Question

The three sides of a trapezium are equal, each being $8cm$. The area of the trapezium, when it is maximum is ?

• A. $24\sqrt{3}c{m}^2$
• B. $48\sqrt{3}c{m}^2$
• C. $72\sqrt{3}c{m}^2$
• D. None of the above.

Answer 1

The correct option is B $48\sqrt{3}c{m}^2$

Area of Trapezium $=AB\times AE+2\times \frac{1}{2}(DE\times AE)$

$△=8\times 8\sin \theta +\left(8\cos \theta \times 8\sin \theta \right)$

$=64\sin \theta +64\cos \theta \sin \theta$

$=64\sin \theta +64\frac{\sin 2\theta }{2}$

$△=64\sin \theta +32\sin 2\theta$

Differentiate w.r.t $\theta$

$\frac{d△}{d\theta }=64\cos \theta +2\times 32\cos 2\theta$

Equate $\frac{d△}{d\theta }=0$

$64\cos \theta +2\times 64\cos 2\theta =0$

$\cos \theta +(2\cos 2\theta )=0$

$\cos \theta +2({\cos }^2\theta -1)=0$

$2{\cos }^2\theta +\cos \theta -1=0$

$(2\cos \theta -1)(\cos \theta +1)=0$

$\cos \theta =\frac{1}{2}or\cos \theta =-1$

$\theta =\frac{\pi }{3}or\theta =\pi$

Hence 0 cannot be $\pi$ or else the Triangle ADC would not been formed.
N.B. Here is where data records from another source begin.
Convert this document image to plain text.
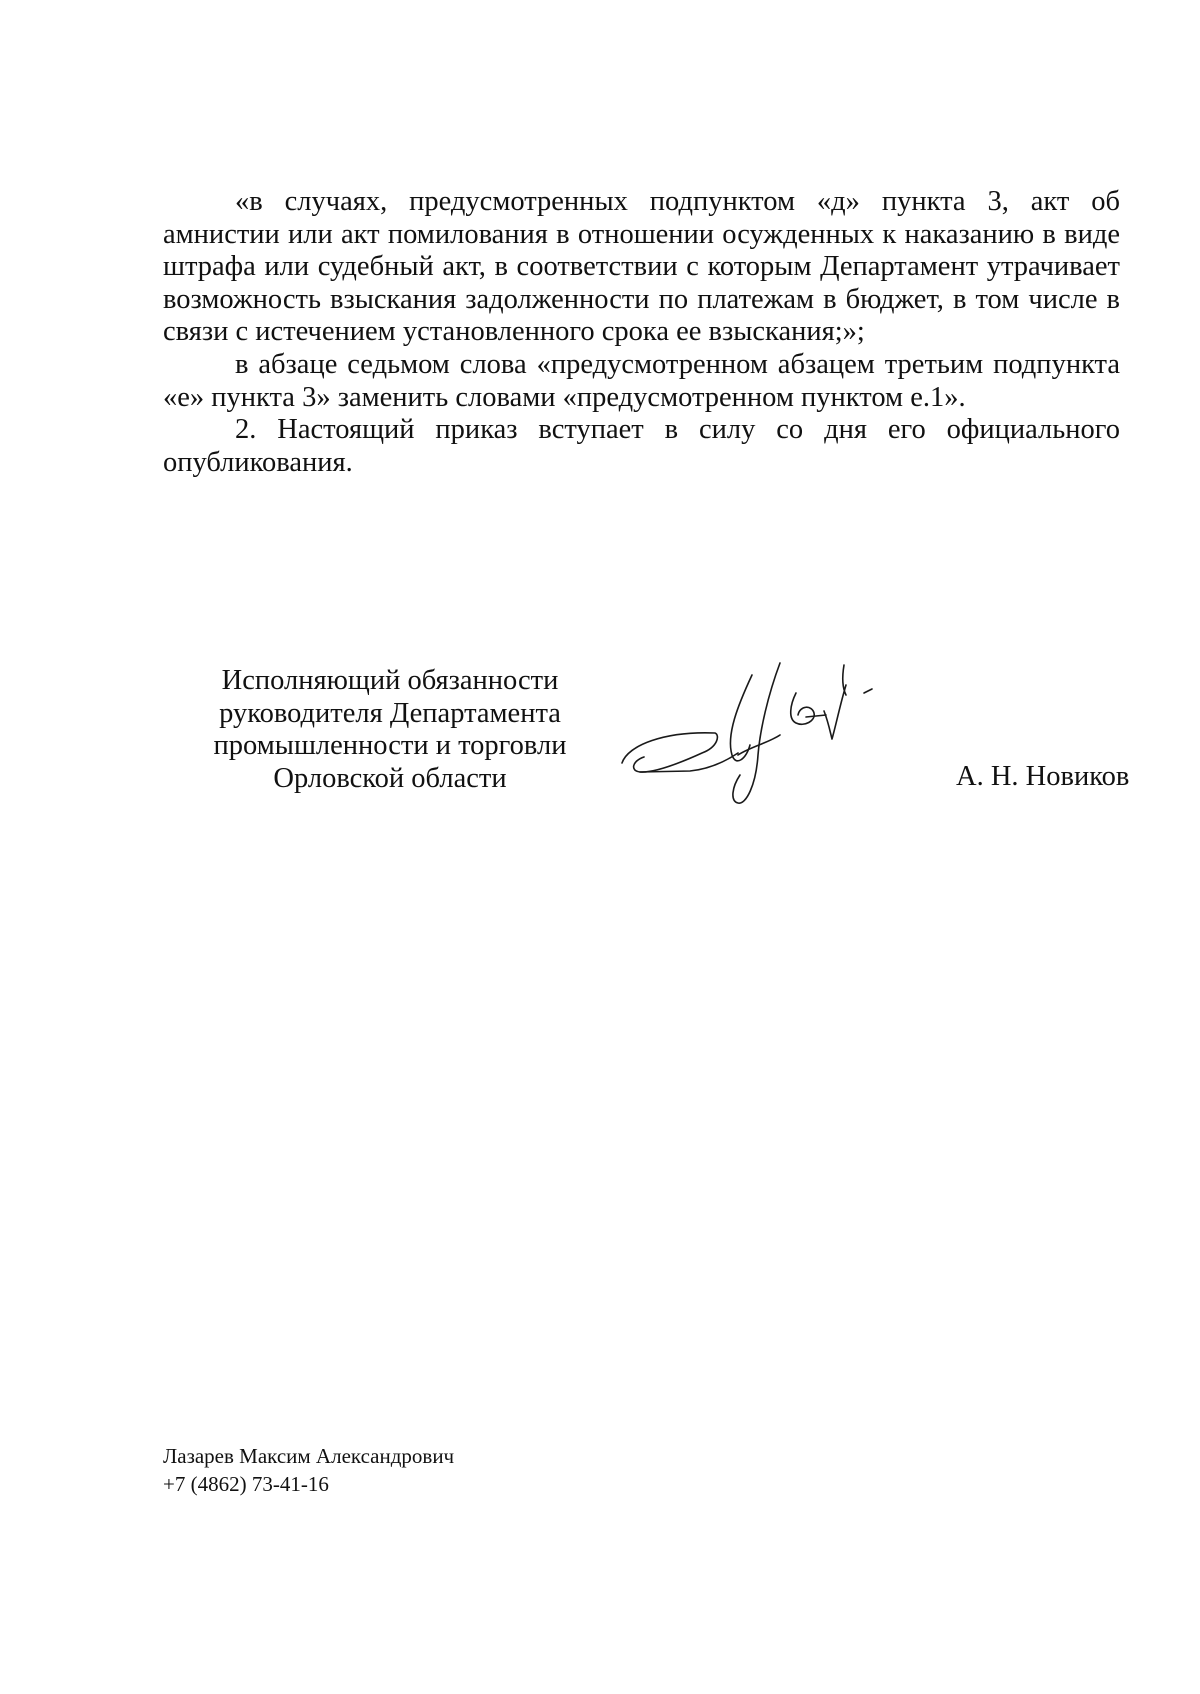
«в случаях, предусмотренных подпунктом «д» пункта 3, акт об амнистии или акт помилования в отношении осужденных к наказанию в виде штрафа или судебный акт, в соответствии с которым Департамент утрачивает возможность взыскания задолженности по платежам в бюджет, в том числе в связи с истечением установленного срока ее взыскания;»;

в абзаце седьмом слова «предусмотренном абзацем третьим подпункта «е» пункта 3» заменить словами «предусмотренном пунктом е.1».

2. Настоящий приказ вступает в силу со дня его официального опубликования.

Исполняющий обязанности
руководителя Департамента
промышленности и торговли
Орловской области	А. Н. Новиков
Лазарев Максим Александрович
+7 (4862) 73-41-16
Since $\theta$ is an angle of Triangle $\theta <\pi$

$\therefore \theta =\frac{\pi }{3}$

Therefor area is maximum when $\theta =\frac{\pi }{3}$

$△=64\sin \theta +32\sin 2\theta$

$=64\sin \left(\frac{\pi }{3}\right)+32\sin \left(\frac{\pi }{3}\right)$

$=64\frac{\sqrt{3}}{2}+32\frac{\sqrt{3}}{2}$

$△=48\sqrt{3}{cm}^2$

Hence option B is correct.